# .280



## swampthing (Mar 15, 2010)

Just posted about a .280 I had a while back on another thread. Just wondering if the .280 is popular out west. I know a guy that has a pile of guns and hunts out west, in Africa, Alaska, British Columbia,,,,you name it....His go to gun is a .280 ackley improved...He has killed more stuff than anybody I know and says that "nothing compares to the .280 AI on game"


----------



## southdakbearfan (Oct 11, 2004)

280 is an excellent rifle. It was kind of unpopular at it's inception due to the rifles it was brought out in (remington pumps and autos) did not bring out the best in the caliber and it was not loaded to it's potential due to this.

The 280 will do everything the 270 will but probably has more versatility due to the increase in bullet weights it is capable of shooting, but not quite as versatile as the 30-06.

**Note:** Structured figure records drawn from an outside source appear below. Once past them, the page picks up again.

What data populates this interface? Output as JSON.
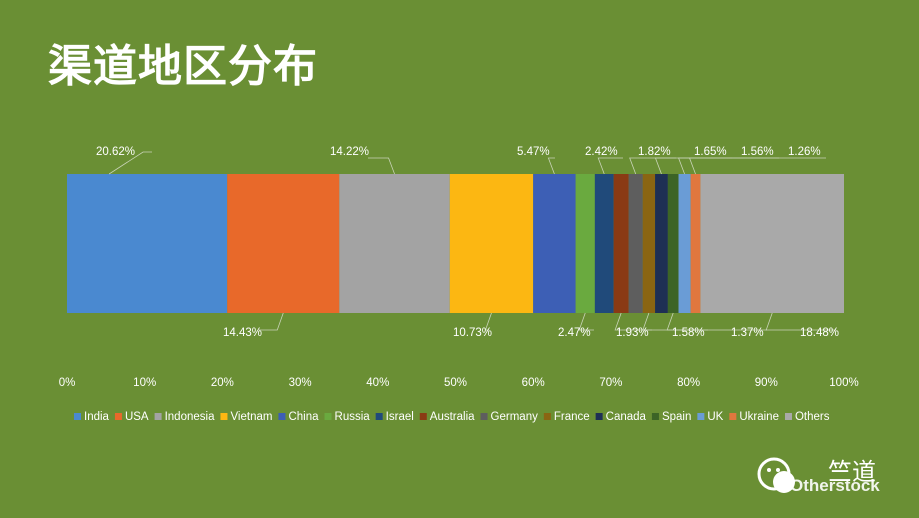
{
  "title": "渠道地区分布",
  "brand": {
    "name": "竺道",
    "sub": "Otherstock"
  },
  "chart_data": {
    "type": "bar",
    "orientation": "horizontal-stacked-100",
    "categories": [
      "India",
      "USA",
      "Indonesia",
      "Vietnam",
      "China",
      "Russia",
      "Israel",
      "Australia",
      "Germany",
      "France",
      "Canada",
      "Spain",
      "UK",
      "Ukraine",
      "Others"
    ],
    "values": [
      20.62,
      14.43,
      14.22,
      10.73,
      5.47,
      2.47,
      2.42,
      1.93,
      1.82,
      1.58,
      1.65,
      1.37,
      1.56,
      1.26,
      18.48
    ],
    "labels": [
      "20.62%",
      "14.43%",
      "14.22%",
      "10.73%",
      "5.47%",
      "2.47%",
      "2.42%",
      "1.93%",
      "1.82%",
      "1.58%",
      "1.65%",
      "1.37%",
      "1.56%",
      "1.26%",
      "18.48%"
    ],
    "colors": [
      "#4a89d0",
      "#e8692a",
      "#a3a3a3",
      "#fcb712",
      "#3d5fb5",
      "#6aaa3f",
      "#204a7a",
      "#8a3a14",
      "#5e5e5e",
      "#8a6512",
      "#1e2f54",
      "#3c6426",
      "#6a9cd6",
      "#e0773e",
      "#a9a9a9"
    ],
    "xlim": [
      0,
      100
    ],
    "xticks": [
      "0%",
      "10%",
      "20%",
      "30%",
      "40%",
      "50%",
      "60%",
      "70%",
      "80%",
      "90%",
      "100%"
    ],
    "legend_position": "bottom",
    "grid": false
  }
}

The 280 AI is almost a duplicate of the 7mm rem magnum.

The most probable reason for it's lack in popularity is there is so little difference to the calibers around it that were introduced prior to the 280, namely the 270 and 30-06, and the popularity of the 7mm magnum.

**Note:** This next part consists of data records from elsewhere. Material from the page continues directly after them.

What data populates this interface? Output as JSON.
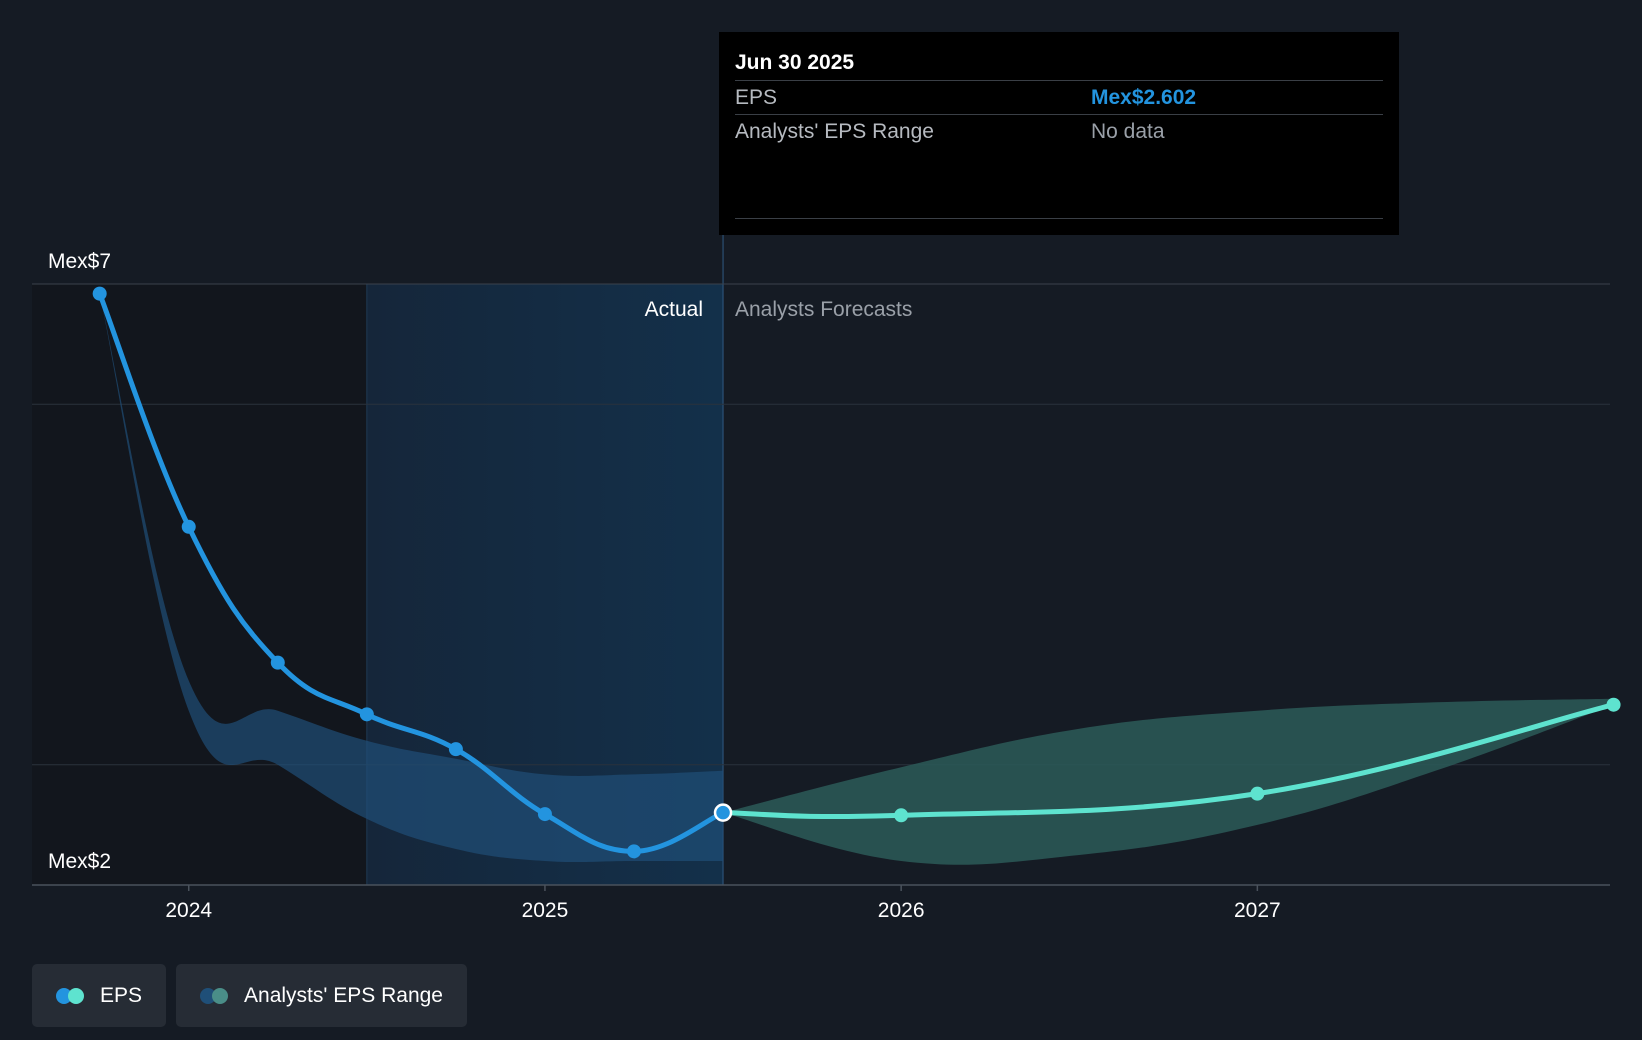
{
  "colors": {
    "background": "#151b24",
    "eps_actual": "#2394df",
    "eps_forecast": "#5ee3cf",
    "range_actual": "#1f4f78",
    "range_forecast": "#2c5a58",
    "actual_highlight": "#13304a",
    "gridline": "#2a323c"
  },
  "tooltip": {
    "date": "Jun 30 2025",
    "rows": [
      {
        "key": "EPS",
        "value": "Mex$2.602"
      },
      {
        "key": "Analysts' EPS Range",
        "value": "No data"
      }
    ]
  },
  "legend": [
    {
      "label": "EPS",
      "icon": "eps-legend-icon"
    },
    {
      "label": "Analysts' EPS Range",
      "icon": "range-legend-icon"
    }
  ],
  "chart_data": {
    "type": "line",
    "ylim": [
      2,
      7
    ],
    "y_axis_labels": [
      "Mex$7",
      "Mex$2"
    ],
    "x_ticks": [
      {
        "label": "2024",
        "x": 2024.0
      },
      {
        "label": "2025",
        "x": 2025.0
      },
      {
        "label": "2026",
        "x": 2026.0
      },
      {
        "label": "2027",
        "x": 2027.0
      }
    ],
    "xlim": [
      2023.56,
      2027.99
    ],
    "divider_x": 2025.5,
    "highlight_start_x": 2024.5,
    "region_labels": {
      "actual": "Actual",
      "forecast": "Analysts Forecasts"
    },
    "series": [
      {
        "name": "EPS",
        "kind": "actual",
        "x": [
          2023.75,
          2024.0,
          2024.25,
          2024.5,
          2024.75,
          2025.0,
          2025.25,
          2025.5
        ],
        "y": [
          6.92,
          4.98,
          3.85,
          3.42,
          3.13,
          2.59,
          2.28,
          2.602
        ]
      },
      {
        "name": "EPS",
        "kind": "forecast",
        "x": [
          2025.5,
          2026.0,
          2027.0,
          2028.0
        ],
        "y": [
          2.602,
          2.58,
          2.76,
          3.5
        ]
      }
    ],
    "range_actual": {
      "x": [
        2023.75,
        2024.0,
        2024.25,
        2024.5,
        2024.75,
        2025.0,
        2025.25,
        2025.5
      ],
      "low": [
        6.92,
        3.45,
        3.0,
        2.55,
        2.3,
        2.2,
        2.2,
        2.2
      ],
      "high": [
        6.92,
        3.7,
        3.45,
        3.2,
        3.05,
        2.92,
        2.92,
        2.95
      ]
    },
    "range_forecast": {
      "x": [
        2025.5,
        2026.0,
        2026.5,
        2027.0,
        2027.5,
        2028.0
      ],
      "low": [
        2.602,
        2.2,
        2.25,
        2.5,
        2.95,
        3.5
      ],
      "high": [
        2.602,
        2.98,
        3.3,
        3.45,
        3.52,
        3.55
      ]
    },
    "highlight_point": {
      "x": 2025.5,
      "y": 2.602
    }
  }
}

It has seen a rise in popularity due to the ability to be chambered in lighter mountain type rifles than the 7mm magnum.


----------



## swampthing (Mar 15, 2010)

Yeah and this guy says the Akley improved will surpass the 7mm magnum without the belt....Lately I have been intrigued with the 7mm and 6.5mm rounds.....The .260 is amazing......I believe the popularity of the .243 in the USA is a marketing thing.....it was called the .243 and rem came out with a better round but called it 6mm mag.......We just dont like MM in the US....I believe if the 6.5-06 would have been promoted properly, the .270 would not exist.....just my opinion though


----------



## southdakbearfan (Oct 11, 2004)

A lot of things are timing, now it would seem everyone needs to have the latest and greatest. Look at the WSM, WSSM's, RUM, and RSAUM, pretty much all of the WSSM's are dead, the 270, 300 and 325 WSM seem to have a following, but really don't do any thing that can't be done with older calibers, the RSAUM's are pretty much dead, but the RUM seem to have a pretty steady following at least with the 300 and 338.

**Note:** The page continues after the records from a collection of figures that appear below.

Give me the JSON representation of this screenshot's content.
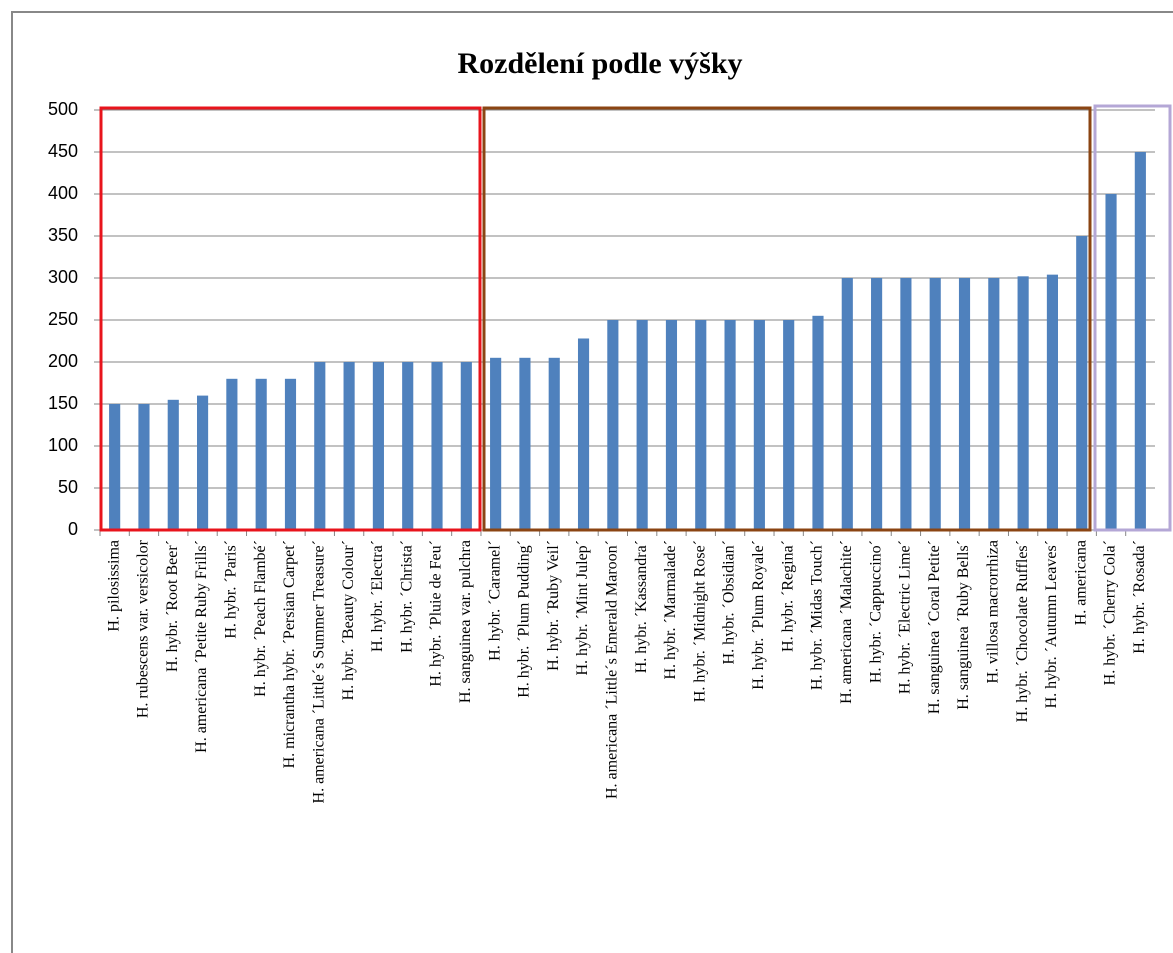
{
  "chart_data": {
    "type": "bar",
    "title": "Rozdělení podle výšky",
    "categories": [
      "H. pilosissima",
      "H. rubescens var. versicolor",
      "H. hybr. ´Root Beer´",
      "H. americana ´Petite Ruby Frills´",
      "H. hybr. ´Paris´",
      "H. hybr. ´Peach Flambé´",
      "H. micrantha hybr. ´Persian Carpet´",
      "H. americana ´Little´s Summer Treasure´",
      "H. hybr. ´Beauty Colour´",
      "H. hybr. ´Electra´",
      "H. hybr. ´Christa´",
      "H. hybr. ´Pluie de Feu´",
      "H. sanguinea var. pulchra",
      "H. hybr. ´Caramel´",
      "H. hybr. ´Plum Pudding´",
      "H. hybr. ´Ruby Veil´",
      "H. hybr. ´Mint Julep´",
      "H. americana ´Little´s Emerald Maroon´",
      "H. hybr. ´Kassandra´",
      "H. hybr. ´Marmalade´",
      "H. hybr. ´Midnight Rose´",
      "H. hybr. ´Obsidian´",
      "H. hybr. ´Plum Royale´",
      "H. hybr. ´Regina´",
      "H. hybr. ´Midas Touch´",
      "H. americana ´Malachite´",
      "H. hybr. ´Cappuccino´",
      "H. hybr. ´Electric Lime´",
      "H. sanguinea ´Coral Petite´",
      "H. sanguinea ´Ruby Bells´",
      "H. villosa macrorrhiza",
      "H. hybr. ´Chocolate Ruffles´",
      "H. hybr. ´Autumn Leaves´",
      "H. americana",
      "H. hybr. ´Cherry Cola´",
      "H. hybr. ´Rosada´"
    ],
    "values": [
      150,
      150,
      155,
      160,
      180,
      180,
      180,
      200,
      200,
      200,
      200,
      200,
      200,
      205,
      205,
      205,
      228,
      250,
      250,
      250,
      250,
      250,
      250,
      250,
      255,
      300,
      300,
      300,
      300,
      300,
      300,
      302,
      304,
      350,
      400,
      450
    ],
    "color": "#4f81bd",
    "ylim": [
      0,
      500
    ],
    "yticks": [
      0,
      50,
      100,
      150,
      200,
      250,
      300,
      350,
      400,
      450,
      500
    ],
    "grid": true
  }
}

As for the metric calibers, some catch on, some don't. They seem to be more and more accepted every day.

I don't know if it is just me, but most of the reloading data really lightened up just prior to the new magnums coming out. I have 19 different reloading manuals, not counting the manuals from the powder manufacturers, spanning over 60 years, and I know in several of my rifles the max loading has dropped dramatically after staying the same for 45+ years. Then magically, all the new short magnums are now the equal of the older calibers. Or it could just be that everyone is lawyered up, or there are a bunch of crap rifles out there now in the more standard calibers that the companies are scared of.


----------



## Bernie P. (Sep 25, 2008)

They're very popular here in the NE.I bought one myself.


----------



## rasmusse (Oct 24, 2006)

I have 2 sons that guide elk hunters in Colorado and they see a number of .280's used by hunters. One client made a kill at 420 yards with a .280. I have another son that has a .280 as his main rifle and loves it. I do think it is becoming more popular these days. If you hand load it does give you a lot of options with all the 7mm bullets out there.


----------



## Piebald (Feb 26, 2010)

The .280 is a great round. That bullet is offered in two other setups that seemed to over shadow the .280. For a lesser recoil you have the 7mm08 and for the distance and ballistics the 7mag. If I were to choose between a .280 and a .270 I would take the .270 only because of the ease of finding ammo. Both mirror one another at the range.


----------